Having No Other Option Leads to Leaving Organization
When employees stay with their organization, feeling they have no other options, they are likely to leave the organization.
A new study, published in the journal Human Relations, found that people who stay in their organizations because they feel an obligation towards their employer are more likely to experience burnout.
"Our study examined whether some forms of commitment to an organization could have detrimental effects, such as emotional exhaustion and, eventually, turnover," says co-author Alexandra Panaccio, an assistant professor in the Department of Management at Concordia's John Molson School of Business.
Panaccio and her colleagues surveyed 260 workers from various industries, including information technology, health services, engineering and architecture. Participants were, on average, 34 years old; 33 percent held managerial positions, while 50 percent worked in the public sector.

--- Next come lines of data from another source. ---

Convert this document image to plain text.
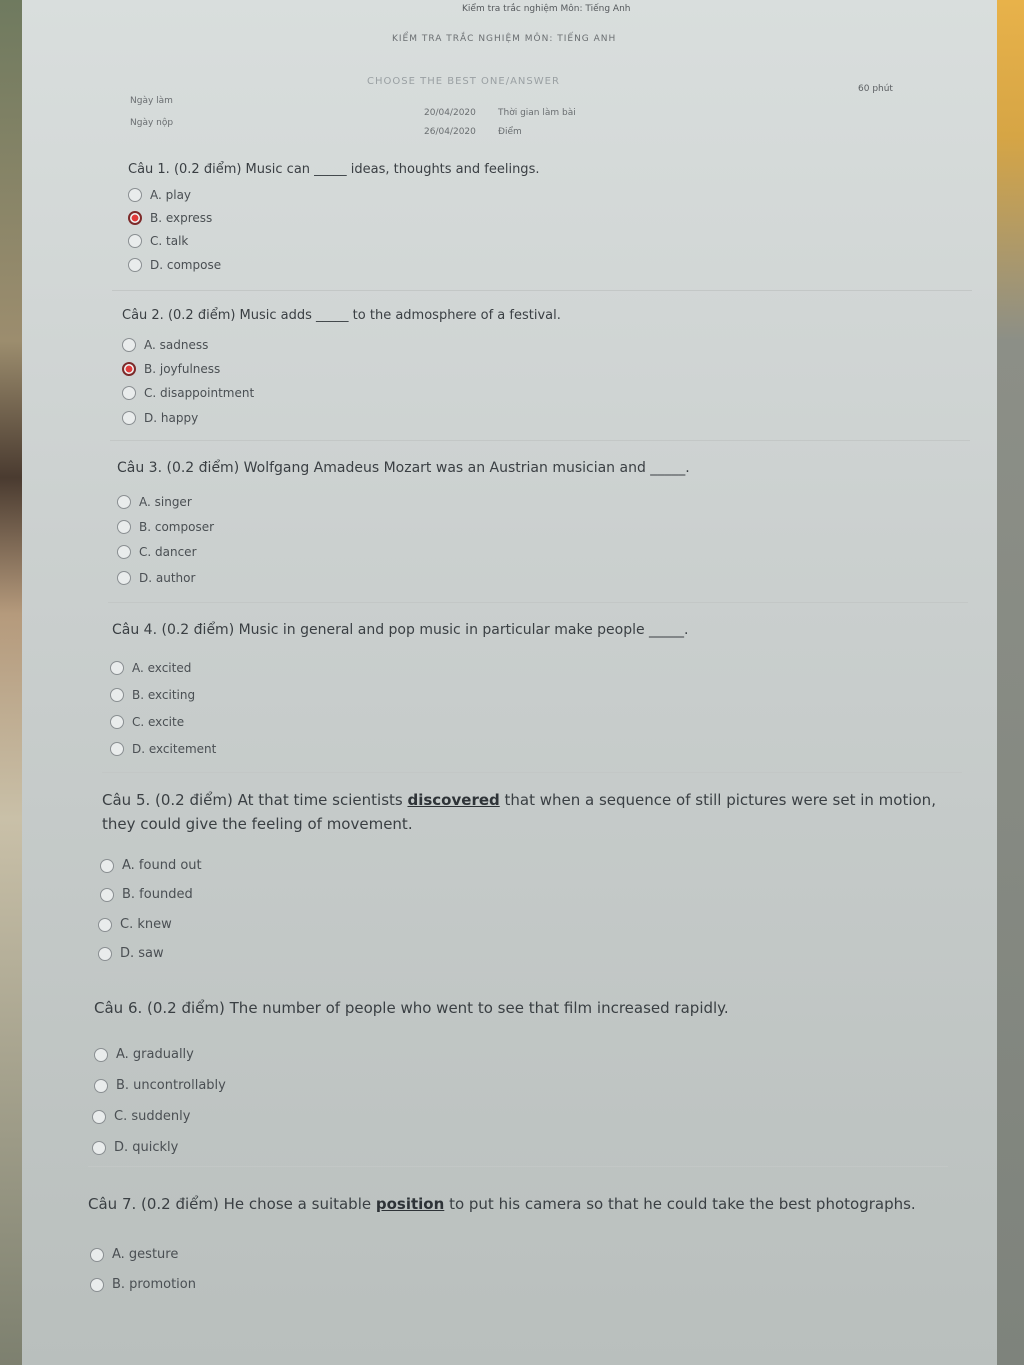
Kiểm tra trắc nghiệm Môn: Tiếng Anh
KIỂM TRA TRẮC NGHIỆM MÔN: TIẾNG ANH
CHOOSE THE BEST ONE/ANSWER
Ngày làm
20/04/2020 Thời gian làm bài
Ngày nộp
26/04/2020 Điểm
60 phút
Câu 1. (0.2 điểm) Music can _____ ideas, thoughts and feelings.
A. play
B. express
C. talk
D. compose
Câu 2. (0.2 điểm) Music adds _____ to the admosphere of a festival.
A. sadness
B. joyfulness
C. disappointment
D. happy
Câu 3. (0.2 điểm) Wolfgang Amadeus Mozart was an Austrian musician and _____.
A. singer
B. composer
C. dancer
D. author
Câu 4. (0.2 điểm) Music in general and pop music in particular make people _____.
A. excited
B. exciting
C. excite
D. excitement
Câu 5. (0.2 điểm) At that time scientists discovered that when a sequence of still pictures were set in motion,
they could give the feeling of movement.
A. found out
B. founded
C. knew
D. saw
Câu 6. (0.2 điểm) The number of people who went to see that film increased rapidly.
A. gradually
B. uncontrollably
C. suddenly
D. quickly
Câu 7. (0.2 điểm) He chose a suitable position to put his camera so that he could take the best photographs.
A. gesture
B. promotion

The research team measured various types of organizational commitments, such as whether employees identified with a company's goals and values and whether they felt an obligation to stay.
The result of this study implicates that employers should try to minimize this 'lack of alternatives' type of commitment among employees by developing their competencies, thus increasing their feeling of mobility and, paradoxically, contributing to them wanting to stay with the organization.
"It may be that, in the absence of an emotional bond with the organization, commitment based on obligation is experienced as a kind of indebtedness - a loss of autonomy that is emotionally draining over time," says Panaccio.